Third, a herd restock. This is more complex in some aspects of timetabling, for example knowing when to stop serving sows (See table one), and the need to have access to off-site facilities when starting the new breeding cycle. “The only situation where a restock would not have all the benefits is where the unit in question is within 1.5 miles of another with low health status.
“In this scenario there is a higher risk of re-infection and producers would be advised to ensure new breeding females are vaccinated to protect against local disease challenges,” explains Dr Peralta.
Those units opting for a restock can expect to incur a gap in the production system of four to eightweeks typically but, due to restock improvements, the income gap is virtually non-existent. As well as limiting some exposure to high feed prices, it also allows time to modify a unit’s infrastructure and delivers long-term benefits from the word go, he adds.
To illustrate the depopulation option, JSR teamed up with Garth Vet Group to compile statistics. This resulted in the formulation of a cash flow projection for producers looking to improve herd health to counter the impact of rising ration costs (see below).
The benefits are many. Using BPEX data as a reference, the JSR models suggest the physical impact of a depop/repop could see a 10% rise in sale weight due to faster growth (from 75kg to 82.5kg) and an improvement in feed conversion of 8% (from 2.6:1 to 2.4:1). In hard cash that’s an increase in margin of £3.29/pig and £3.14/pig, respectively.
“Other considerations include the ability to reduce mortality by 60-65% and drug use by 70-90% at the same time introducing a more efficient sire line,” adds Dr Peralta.
Is it sufficient to convince producers? “It’s a question of attitude,” he says. “Do you invest when margins are tight so when the market recovers you can exploit a competitive advantage from having an efficient herd? Or do you simply sit tight, do nothing and hope to ride it out?”
For JSR the latter is never an option. High health breeding units are routinely restocked every seven- to 10-years to address declining health status and ensure the latest genetics are presented to commercial units purchasing replacement stock.
But, for commercial herds there are more simplistic considerations. The value of cull sows makes an important contribution to the cost of replacement stock prices have been recorded well below 40p/kg live weight – a figure that’s halved in six months – due to export restrictions imposed in the wake of foot-and-mouth disease.

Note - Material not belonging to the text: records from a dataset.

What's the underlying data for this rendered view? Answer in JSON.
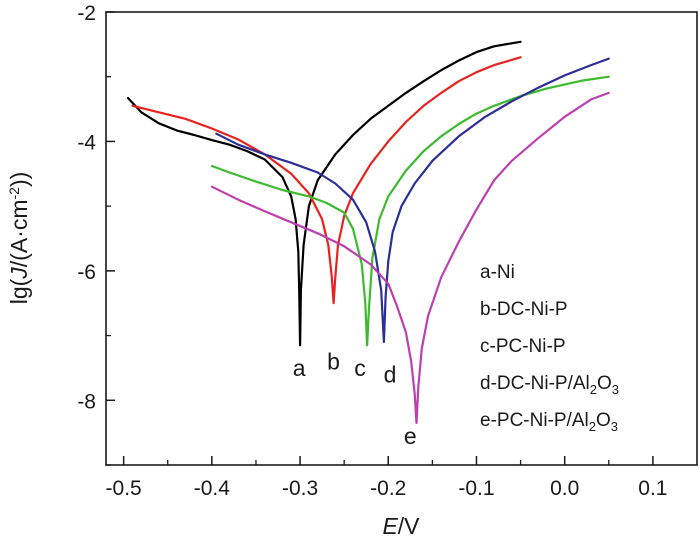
{
  "chart_data": {
    "type": "line",
    "title": "",
    "xlabel_var": "E",
    "xlabel_unit": "/V",
    "ylabel_prefix": "lg(",
    "ylabel_var": "J",
    "ylabel_mid": "/(A·cm",
    "ylabel_sup": "-2",
    "ylabel_suffix": "))",
    "xlim": [
      -0.52,
      0.15
    ],
    "ylim": [
      -9,
      -2
    ],
    "xticks": [
      -0.5,
      -0.4,
      -0.3,
      -0.2,
      -0.1,
      0.0,
      0.1
    ],
    "xtick_labels": [
      "-0.5",
      "-0.4",
      "-0.3",
      "-0.2",
      "-0.1",
      "0.0",
      "0.1"
    ],
    "yticks": [
      -8,
      -6,
      -4,
      -2
    ],
    "ytick_labels": [
      "-8",
      "-6",
      "-4",
      "-2"
    ],
    "legend": {
      "position": "lower-right",
      "entries": [
        {
          "prefix": "a-Ni",
          "sub": "",
          "suffix": ""
        },
        {
          "prefix": "b-DC-Ni-P",
          "sub": "",
          "suffix": ""
        },
        {
          "prefix": "c-PC-Ni-P",
          "sub": "",
          "suffix": ""
        },
        {
          "prefix": "d-DC-Ni-P/Al",
          "sub": "2",
          "suffix": "O"
        },
        {
          "prefix": "e-PC-Ni-P/Al",
          "sub": "2",
          "suffix": "O"
        }
      ],
      "entry_tail_sub": [
        "",
        "",
        "",
        "3",
        "3"
      ]
    },
    "series": [
      {
        "name": "a-Ni",
        "letter": "a",
        "color": "#000000",
        "label_at": [
          -0.301,
          -7.5
        ],
        "x": [
          -0.495,
          -0.48,
          -0.46,
          -0.44,
          -0.42,
          -0.4,
          -0.38,
          -0.36,
          -0.34,
          -0.32,
          -0.31,
          -0.305,
          -0.302,
          -0.301,
          -0.3,
          -0.299,
          -0.296,
          -0.29,
          -0.28,
          -0.26,
          -0.24,
          -0.22,
          -0.2,
          -0.18,
          -0.16,
          -0.14,
          -0.12,
          -0.1,
          -0.08,
          -0.05
        ],
        "y": [
          -3.33,
          -3.55,
          -3.72,
          -3.83,
          -3.9,
          -3.98,
          -4.05,
          -4.15,
          -4.28,
          -4.55,
          -4.85,
          -5.2,
          -5.7,
          -6.3,
          -7.15,
          -6.3,
          -5.6,
          -5.0,
          -4.6,
          -4.2,
          -3.9,
          -3.65,
          -3.45,
          -3.25,
          -3.07,
          -2.9,
          -2.75,
          -2.62,
          -2.53,
          -2.46
        ]
      },
      {
        "name": "b-DC-Ni-P",
        "letter": "b",
        "color": "#e8221e",
        "label_at": [
          -0.262,
          -7.4
        ],
        "x": [
          -0.49,
          -0.46,
          -0.43,
          -0.4,
          -0.37,
          -0.34,
          -0.31,
          -0.29,
          -0.275,
          -0.268,
          -0.264,
          -0.262,
          -0.26,
          -0.257,
          -0.25,
          -0.24,
          -0.22,
          -0.2,
          -0.18,
          -0.16,
          -0.14,
          -0.12,
          -0.1,
          -0.08,
          -0.05
        ],
        "y": [
          -3.45,
          -3.55,
          -3.65,
          -3.8,
          -3.97,
          -4.2,
          -4.5,
          -4.8,
          -5.2,
          -5.6,
          -6.1,
          -6.5,
          -6.1,
          -5.6,
          -5.15,
          -4.8,
          -4.35,
          -4.0,
          -3.7,
          -3.45,
          -3.25,
          -3.07,
          -2.93,
          -2.82,
          -2.7
        ]
      },
      {
        "name": "c-PC-Ni-P",
        "letter": "c",
        "color": "#3dba2e",
        "label_at": [
          -0.232,
          -7.5
        ],
        "x": [
          -0.4,
          -0.38,
          -0.35,
          -0.32,
          -0.29,
          -0.27,
          -0.25,
          -0.24,
          -0.23,
          -0.226,
          -0.224,
          -0.222,
          -0.218,
          -0.21,
          -0.2,
          -0.18,
          -0.16,
          -0.14,
          -0.12,
          -0.1,
          -0.08,
          -0.05,
          -0.02,
          0.02,
          0.05
        ],
        "y": [
          -4.38,
          -4.48,
          -4.62,
          -4.75,
          -4.85,
          -4.95,
          -5.1,
          -5.35,
          -5.9,
          -6.5,
          -7.15,
          -6.6,
          -5.8,
          -5.2,
          -4.85,
          -4.45,
          -4.15,
          -3.92,
          -3.73,
          -3.57,
          -3.45,
          -3.3,
          -3.18,
          -3.06,
          -3.0
        ]
      },
      {
        "name": "d-DC-Ni-P/Al2O3",
        "letter": "d",
        "color": "#2b2e96",
        "label_at": [
          -0.198,
          -7.6
        ],
        "x": [
          -0.395,
          -0.37,
          -0.34,
          -0.31,
          -0.28,
          -0.26,
          -0.24,
          -0.225,
          -0.215,
          -0.208,
          -0.205,
          -0.203,
          -0.2,
          -0.195,
          -0.185,
          -0.17,
          -0.15,
          -0.12,
          -0.09,
          -0.06,
          -0.03,
          0.0,
          0.03,
          0.05
        ],
        "y": [
          -3.88,
          -4.05,
          -4.2,
          -4.33,
          -4.48,
          -4.65,
          -4.9,
          -5.25,
          -5.7,
          -6.3,
          -7.1,
          -6.4,
          -5.85,
          -5.4,
          -5.0,
          -4.65,
          -4.3,
          -3.92,
          -3.62,
          -3.38,
          -3.17,
          -2.98,
          -2.82,
          -2.72
        ]
      },
      {
        "name": "e-PC-Ni-P/Al2O3",
        "letter": "e",
        "color": "#bd3fb0",
        "label_at": [
          -0.175,
          -8.55
        ],
        "x": [
          -0.4,
          -0.37,
          -0.34,
          -0.31,
          -0.28,
          -0.25,
          -0.22,
          -0.2,
          -0.19,
          -0.18,
          -0.174,
          -0.17,
          -0.168,
          -0.166,
          -0.162,
          -0.155,
          -0.14,
          -0.12,
          -0.1,
          -0.08,
          -0.06,
          -0.03,
          0.0,
          0.03,
          0.05
        ],
        "y": [
          -4.7,
          -4.9,
          -5.08,
          -5.25,
          -5.42,
          -5.62,
          -5.9,
          -6.2,
          -6.55,
          -6.95,
          -7.4,
          -7.9,
          -8.35,
          -7.8,
          -7.2,
          -6.7,
          -6.1,
          -5.55,
          -5.05,
          -4.6,
          -4.3,
          -3.95,
          -3.62,
          -3.35,
          -3.25
        ]
      }
    ]
  }
}
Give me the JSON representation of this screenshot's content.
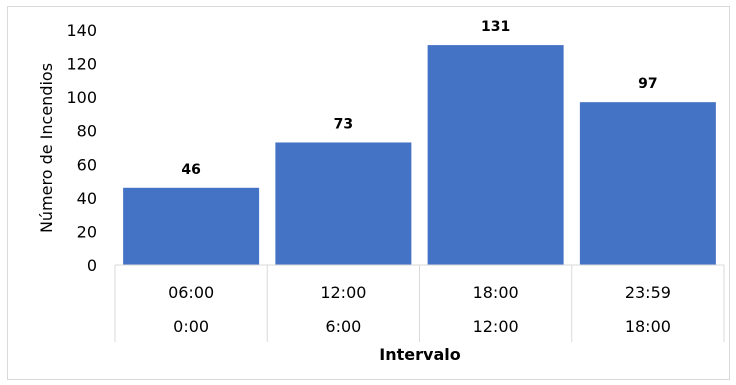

And then there’s the question of how to finance a repop-restock. “Payment programmes can be tailored to individual needs. The two most common are a straight-forward payment once replacement stock is delivered to the unit or producers can opt for a royalty-based payment programme,” explains Dr Peralta.
The first has the handicap of a higher capital cost upfront in Europe and the UK, whereas royalty payments are charged on each pig reared. The latter also sees a closer working relationship between breeder and finisher exist. “Royalty payments are more common in the American markets, but you must remember the concept of restocking is almost unique within Europe and the UK due to the density of pig herds on the continent.”
It is expected from calculations using recent feed costs, overheads and performance data that payback can be achieved in two years. “In the third year there is an operating profit advantage of £110,000 or £220/breeding sow,” he adds.
The actual cost of purchasing replacement stock is a mute point with breeding companies. However, the economic realities for commercial farms are equally applicable to breeders in times of crisis.
The lack of export opportunities due to disease restrictions is seeing a number of prospective replacement gilts entering the less lucrative meat chain. For those investing hard earnt capital there’s an opportunity to thrash out an agreement on replacements costs in a bid to secure prospective profits – something that once again remains elusive in today’s pig sector.